La tarea más difícil que tienen los padres frente a sus hijos no es hablarles de sexo. Quizá en la primera infancia no pasará de poner límites a la satisfacción autoerótica que se manifiesta de vez en vez. Se les hablará de las diferencias anatómicas de los sexos cuando ellos pregunten por las partes notoriamente diferentes -o no tanto- de los padres. Claro que se les debe alertar sobre la posibilidad de que propios y extraños intenten aprovecharse de sus deseos de explorar el cuerpo y sus sensaciones para cruzar fronteras que no se deben traspasar.

Ya en la pubertad y adolescencia se podría volver un dolor de cabeza la idea peregrina de levantar diques al onanismo, con castigos simbólicos de cuerpos dañados o inestabilidades emocionales e intelectuales.
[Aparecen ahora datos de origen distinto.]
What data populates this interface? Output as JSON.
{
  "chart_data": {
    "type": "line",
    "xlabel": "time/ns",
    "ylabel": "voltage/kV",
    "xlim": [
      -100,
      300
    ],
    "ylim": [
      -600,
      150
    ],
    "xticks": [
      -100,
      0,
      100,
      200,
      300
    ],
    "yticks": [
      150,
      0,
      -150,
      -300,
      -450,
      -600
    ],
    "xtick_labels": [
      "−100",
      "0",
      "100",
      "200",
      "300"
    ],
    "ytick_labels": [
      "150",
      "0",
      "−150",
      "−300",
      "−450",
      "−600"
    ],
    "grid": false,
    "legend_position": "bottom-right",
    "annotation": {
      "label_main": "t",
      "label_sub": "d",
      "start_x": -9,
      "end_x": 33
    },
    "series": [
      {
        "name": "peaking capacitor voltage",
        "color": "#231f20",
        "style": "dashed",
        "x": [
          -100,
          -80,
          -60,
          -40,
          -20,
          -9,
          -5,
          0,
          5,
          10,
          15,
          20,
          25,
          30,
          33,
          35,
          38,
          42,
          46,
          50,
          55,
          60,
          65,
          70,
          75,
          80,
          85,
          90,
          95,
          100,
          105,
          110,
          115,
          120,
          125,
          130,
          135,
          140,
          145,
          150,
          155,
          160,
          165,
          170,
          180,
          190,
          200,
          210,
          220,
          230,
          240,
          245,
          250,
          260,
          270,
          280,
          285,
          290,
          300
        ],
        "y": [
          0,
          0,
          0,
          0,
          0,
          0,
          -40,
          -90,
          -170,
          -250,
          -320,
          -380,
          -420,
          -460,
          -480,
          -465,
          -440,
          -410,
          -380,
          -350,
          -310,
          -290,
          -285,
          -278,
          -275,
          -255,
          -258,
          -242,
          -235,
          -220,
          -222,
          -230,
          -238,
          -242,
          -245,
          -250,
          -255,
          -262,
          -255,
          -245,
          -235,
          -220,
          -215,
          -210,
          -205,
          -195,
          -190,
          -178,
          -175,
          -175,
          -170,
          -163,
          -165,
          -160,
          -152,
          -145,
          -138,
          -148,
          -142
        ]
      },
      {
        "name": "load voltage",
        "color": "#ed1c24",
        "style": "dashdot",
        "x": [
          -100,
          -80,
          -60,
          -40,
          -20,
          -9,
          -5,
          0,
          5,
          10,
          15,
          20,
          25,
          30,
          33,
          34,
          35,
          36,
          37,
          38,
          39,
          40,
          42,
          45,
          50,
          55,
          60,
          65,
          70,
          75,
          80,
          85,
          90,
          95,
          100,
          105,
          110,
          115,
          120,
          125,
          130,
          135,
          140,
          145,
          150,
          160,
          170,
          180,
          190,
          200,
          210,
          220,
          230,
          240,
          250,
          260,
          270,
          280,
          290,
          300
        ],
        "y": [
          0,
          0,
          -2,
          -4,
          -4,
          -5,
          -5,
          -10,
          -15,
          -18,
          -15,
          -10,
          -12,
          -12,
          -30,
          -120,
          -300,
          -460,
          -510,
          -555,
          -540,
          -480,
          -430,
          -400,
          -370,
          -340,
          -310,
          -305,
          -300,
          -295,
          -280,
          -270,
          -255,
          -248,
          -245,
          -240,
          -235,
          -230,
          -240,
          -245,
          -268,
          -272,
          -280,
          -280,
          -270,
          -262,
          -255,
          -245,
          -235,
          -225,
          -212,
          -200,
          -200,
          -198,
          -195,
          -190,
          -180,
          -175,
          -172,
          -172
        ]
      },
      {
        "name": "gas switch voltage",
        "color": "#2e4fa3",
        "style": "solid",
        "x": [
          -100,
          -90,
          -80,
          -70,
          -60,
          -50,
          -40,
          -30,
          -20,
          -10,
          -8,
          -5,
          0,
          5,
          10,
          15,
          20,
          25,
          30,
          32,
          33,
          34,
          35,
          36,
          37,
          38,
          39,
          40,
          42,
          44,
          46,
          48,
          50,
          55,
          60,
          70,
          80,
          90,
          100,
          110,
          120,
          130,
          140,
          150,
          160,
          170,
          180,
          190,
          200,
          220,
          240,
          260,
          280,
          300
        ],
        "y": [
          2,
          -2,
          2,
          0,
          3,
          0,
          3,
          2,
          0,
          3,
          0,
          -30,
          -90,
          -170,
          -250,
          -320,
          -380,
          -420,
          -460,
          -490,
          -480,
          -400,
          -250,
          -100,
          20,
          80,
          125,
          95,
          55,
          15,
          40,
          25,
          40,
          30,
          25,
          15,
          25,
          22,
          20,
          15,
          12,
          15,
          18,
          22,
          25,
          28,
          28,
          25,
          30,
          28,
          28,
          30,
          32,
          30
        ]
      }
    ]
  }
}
Ni hablar del bochorno que resulta tratar de desalentarlos de tener relaciones sexuales por la amenaza de embarazos tempranos y claro por el riesgo de contraer las temibles ETS.
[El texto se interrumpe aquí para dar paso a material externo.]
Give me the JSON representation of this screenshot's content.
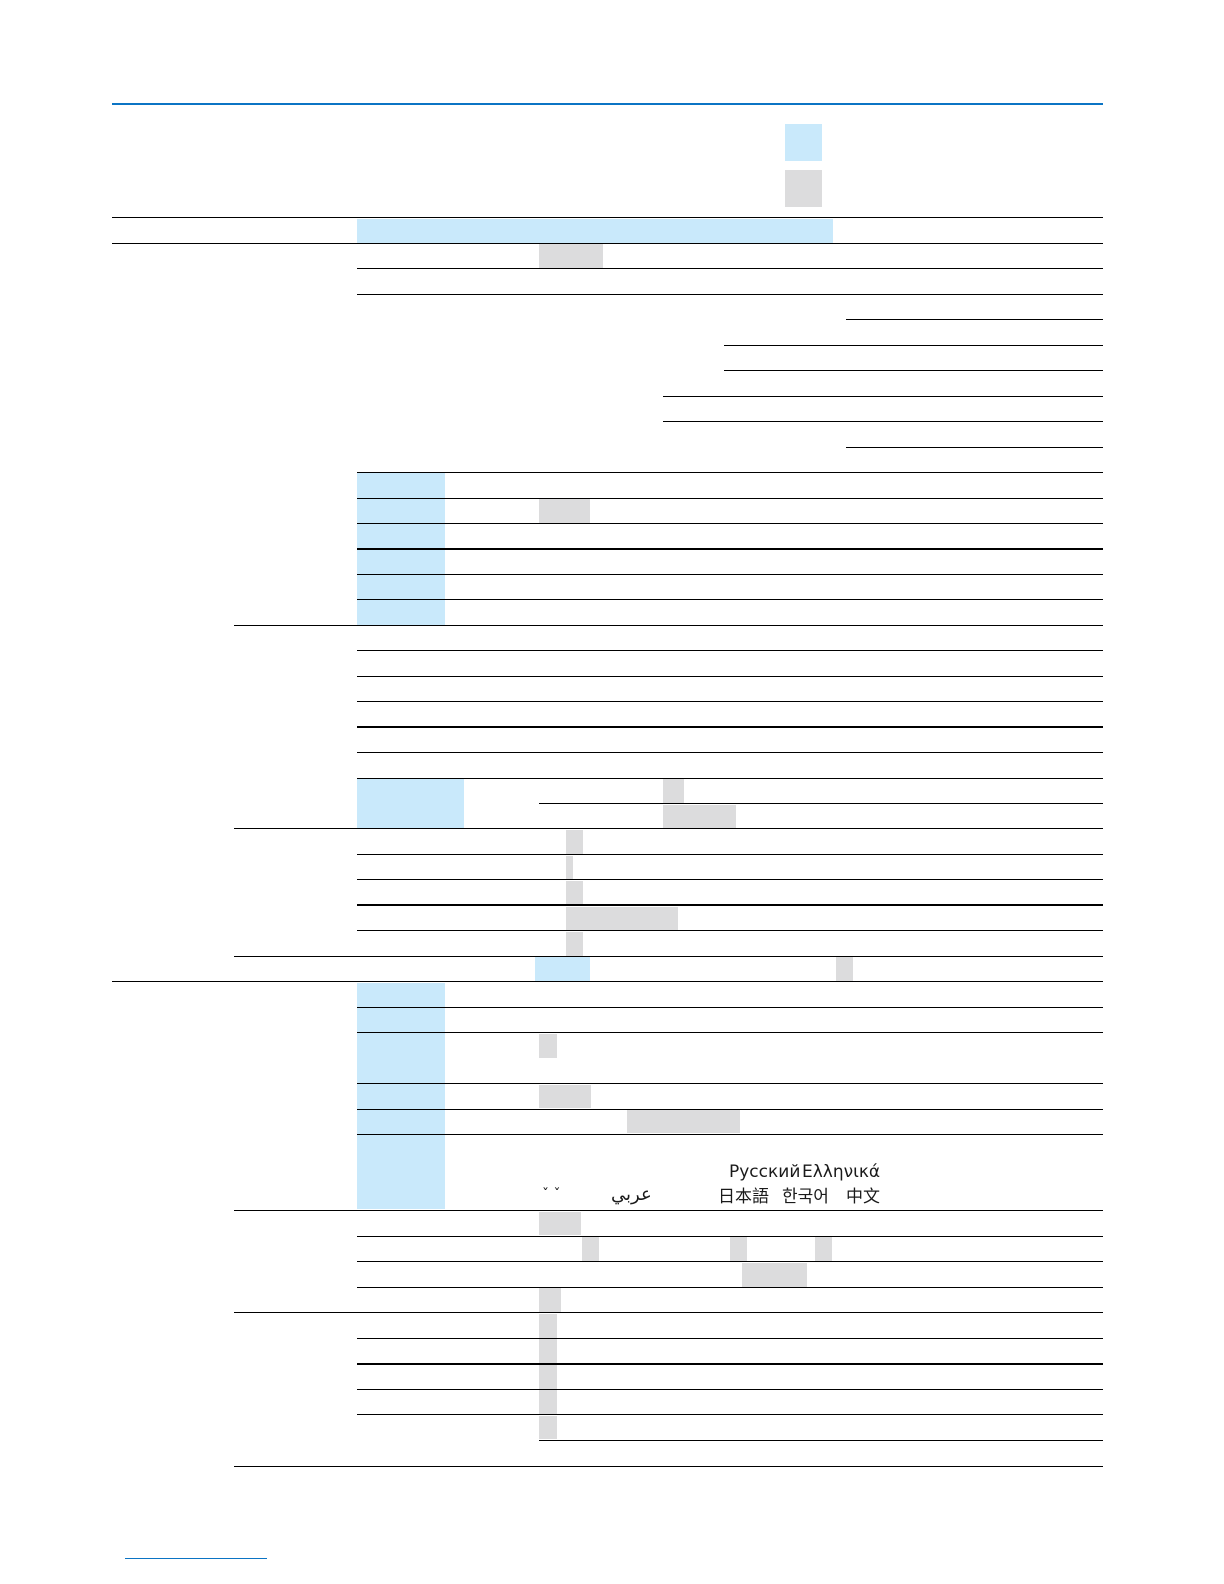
{
  "languages": {
    "line1": [
      "Русский",
      "Ελληνικά"
    ],
    "line2": [
      "ˇ ˇ",
      "عربي",
      "日本語",
      "한국어",
      "中文"
    ]
  },
  "colors": {
    "accent": "#0b74c4",
    "highlight_blue": "#c9e9fb",
    "highlight_gray": "#dcdcdd"
  }
}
Pero hasta aquí. Ya los padres poco o nada podrán hacer una vez que se han tenido esas conversaciones en donde el pudor se disfraza de información para tratar de insertar la semilla de la superioridad moral del super Yo, que jale las riendas cada que el caballo o la yegua del Ello avisa que está a punto de desbocarse.
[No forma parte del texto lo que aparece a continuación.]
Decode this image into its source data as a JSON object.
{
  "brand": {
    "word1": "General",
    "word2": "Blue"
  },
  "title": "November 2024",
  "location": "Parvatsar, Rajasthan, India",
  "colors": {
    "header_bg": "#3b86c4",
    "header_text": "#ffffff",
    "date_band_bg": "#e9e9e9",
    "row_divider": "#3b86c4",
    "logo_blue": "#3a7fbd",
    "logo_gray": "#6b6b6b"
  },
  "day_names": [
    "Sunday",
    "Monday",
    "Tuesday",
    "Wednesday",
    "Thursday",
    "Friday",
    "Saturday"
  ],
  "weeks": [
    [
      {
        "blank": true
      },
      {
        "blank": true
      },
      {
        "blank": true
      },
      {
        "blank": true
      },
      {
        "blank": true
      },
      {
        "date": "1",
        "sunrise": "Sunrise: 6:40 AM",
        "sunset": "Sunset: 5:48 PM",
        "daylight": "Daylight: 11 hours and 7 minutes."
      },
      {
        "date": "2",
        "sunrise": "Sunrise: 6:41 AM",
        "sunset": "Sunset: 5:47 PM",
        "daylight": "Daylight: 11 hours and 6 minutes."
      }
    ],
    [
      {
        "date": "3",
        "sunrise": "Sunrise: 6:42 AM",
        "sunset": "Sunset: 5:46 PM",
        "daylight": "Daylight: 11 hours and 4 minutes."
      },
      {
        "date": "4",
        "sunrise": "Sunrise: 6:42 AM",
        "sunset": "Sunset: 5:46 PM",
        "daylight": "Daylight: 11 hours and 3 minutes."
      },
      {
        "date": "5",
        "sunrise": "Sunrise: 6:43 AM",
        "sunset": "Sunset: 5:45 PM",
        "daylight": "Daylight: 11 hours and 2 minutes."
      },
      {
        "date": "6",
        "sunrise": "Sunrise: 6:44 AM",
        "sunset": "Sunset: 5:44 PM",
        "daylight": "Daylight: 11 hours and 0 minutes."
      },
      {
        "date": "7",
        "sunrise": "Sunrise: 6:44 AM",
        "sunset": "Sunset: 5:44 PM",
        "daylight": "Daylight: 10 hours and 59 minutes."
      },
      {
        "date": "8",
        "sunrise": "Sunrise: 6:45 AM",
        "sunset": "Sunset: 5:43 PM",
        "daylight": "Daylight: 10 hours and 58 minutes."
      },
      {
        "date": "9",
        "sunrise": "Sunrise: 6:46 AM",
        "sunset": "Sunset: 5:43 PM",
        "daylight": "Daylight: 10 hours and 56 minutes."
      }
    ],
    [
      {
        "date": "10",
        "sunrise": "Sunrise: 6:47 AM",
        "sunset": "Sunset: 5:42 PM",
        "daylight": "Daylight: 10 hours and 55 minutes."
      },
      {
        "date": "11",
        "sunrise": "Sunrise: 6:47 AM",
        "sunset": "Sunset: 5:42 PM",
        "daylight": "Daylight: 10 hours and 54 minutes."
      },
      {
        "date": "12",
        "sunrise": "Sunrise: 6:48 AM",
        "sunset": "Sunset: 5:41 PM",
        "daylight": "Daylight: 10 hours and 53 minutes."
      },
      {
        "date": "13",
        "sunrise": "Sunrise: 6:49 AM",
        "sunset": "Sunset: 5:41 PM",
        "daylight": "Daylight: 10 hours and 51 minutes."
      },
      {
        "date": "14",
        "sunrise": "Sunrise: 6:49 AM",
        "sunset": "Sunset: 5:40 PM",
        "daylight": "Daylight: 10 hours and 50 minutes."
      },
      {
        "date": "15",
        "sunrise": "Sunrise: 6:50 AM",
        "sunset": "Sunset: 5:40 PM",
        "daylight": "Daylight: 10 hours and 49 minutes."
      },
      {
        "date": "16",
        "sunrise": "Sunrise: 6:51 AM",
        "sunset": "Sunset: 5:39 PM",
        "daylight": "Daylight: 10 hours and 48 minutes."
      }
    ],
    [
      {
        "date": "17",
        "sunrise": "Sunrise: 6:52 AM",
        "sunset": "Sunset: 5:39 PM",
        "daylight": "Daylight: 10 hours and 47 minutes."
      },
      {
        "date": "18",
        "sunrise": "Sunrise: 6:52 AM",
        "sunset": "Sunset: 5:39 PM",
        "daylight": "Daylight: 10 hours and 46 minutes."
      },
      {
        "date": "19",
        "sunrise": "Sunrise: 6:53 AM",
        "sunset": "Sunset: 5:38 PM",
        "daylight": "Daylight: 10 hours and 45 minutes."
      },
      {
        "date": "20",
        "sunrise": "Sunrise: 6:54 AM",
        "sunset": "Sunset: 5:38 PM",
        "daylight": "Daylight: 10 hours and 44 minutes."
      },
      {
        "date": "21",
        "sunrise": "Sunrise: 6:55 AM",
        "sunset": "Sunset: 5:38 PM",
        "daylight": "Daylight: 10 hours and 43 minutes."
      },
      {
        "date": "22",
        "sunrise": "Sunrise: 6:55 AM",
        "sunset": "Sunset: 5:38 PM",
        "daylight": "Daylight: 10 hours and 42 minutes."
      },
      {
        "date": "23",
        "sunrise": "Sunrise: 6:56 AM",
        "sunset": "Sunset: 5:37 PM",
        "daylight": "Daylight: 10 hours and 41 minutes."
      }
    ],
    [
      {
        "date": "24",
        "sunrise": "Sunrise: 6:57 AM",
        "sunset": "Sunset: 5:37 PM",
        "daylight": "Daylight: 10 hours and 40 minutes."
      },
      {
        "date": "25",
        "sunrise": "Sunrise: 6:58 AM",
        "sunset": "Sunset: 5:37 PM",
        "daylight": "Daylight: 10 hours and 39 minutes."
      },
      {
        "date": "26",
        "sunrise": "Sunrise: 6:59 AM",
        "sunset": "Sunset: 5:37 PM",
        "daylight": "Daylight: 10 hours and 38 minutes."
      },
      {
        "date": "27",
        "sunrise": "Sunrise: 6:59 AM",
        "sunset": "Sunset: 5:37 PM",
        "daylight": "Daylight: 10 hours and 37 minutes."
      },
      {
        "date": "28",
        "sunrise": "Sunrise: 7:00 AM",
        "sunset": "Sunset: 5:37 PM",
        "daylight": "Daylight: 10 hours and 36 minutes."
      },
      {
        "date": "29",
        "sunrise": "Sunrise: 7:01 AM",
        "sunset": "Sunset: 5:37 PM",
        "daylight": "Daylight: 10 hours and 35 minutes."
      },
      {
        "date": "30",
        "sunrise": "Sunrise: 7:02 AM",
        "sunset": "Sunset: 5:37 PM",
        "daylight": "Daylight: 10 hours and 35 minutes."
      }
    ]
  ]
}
Pues bueno nada de esto se compara con la pregunta: ¿a qué te vas a dedicar? Se formula muy esperanzadora en la infancia: ¿qué quieres ser cuando seas grande? Y se escupe con hastío y enfado cuando la bendición va por su segunda maestría y sentado en el sofá consumiendo streaming y revisando su próximo delivery dice que aún no sabe a qué se va a dedicar cuando sea grande, porque la vida hoy es mucho más difícil que cuando sus padres y abuelos tenían la misma edad.

Es decir, de esto siempre estarán hablando los padres a los hijos, de la forma en cómo resolverán económicamente su futuro.

Cuando pasé la edad de la esperanza y arribé a la de las obligaciones, respondí a la inevitable pregunta con un despreocupado quiero ser escritor. Y recibí una contrariada, enfadada, sorprendida, preocupada respuesta: “es decir no quieres trabajar”. ¿Cómo, escribir no es trabajar? Pensé.

Creo que muchos de mi generación que hayan respondido que querían ser pintores, escultores, músicos, habrán pasado por la misma situación, con más o menos agresividad en las respuestas. De eso no se vive, te vas a morir de hambre, eso no es un trabajo de verdad, estudia algo que te deje.

Si me hubieran tocado estos tiempos tal vez habría tenido una respuesta diferente. Incluso quizá habría recibido apoyo. Claro que sí, vamos a ver en qué escuela te matriculas, tú no te preocupes, persigue tus sueños. O a lo mejor habría tenido la misma recepción mi idea de una vida adulta feliz.

Pero tenían razón mis padres, escribir no debería ser un trabajo. Se escribe porque no hay de otra. Porque es la única manera de tramitar la locura que nos habita. Sin embargo, el capitalismo que todo lo toca y trastoca convirtió el escribir en una profesión, por eso hay cientos y miles de títulos que se publican cada año. Los escritores tienen que pensar en su siguiente novela, cuando tienen una en ciernes.

Y hablo del escritor de novelas, pero también aplica al filósofo y sus ensayos, al psicoanalista y sus escritos. Hay que cubrir la falta que el sistema de producción nos ha dicho que tenemos en el alma.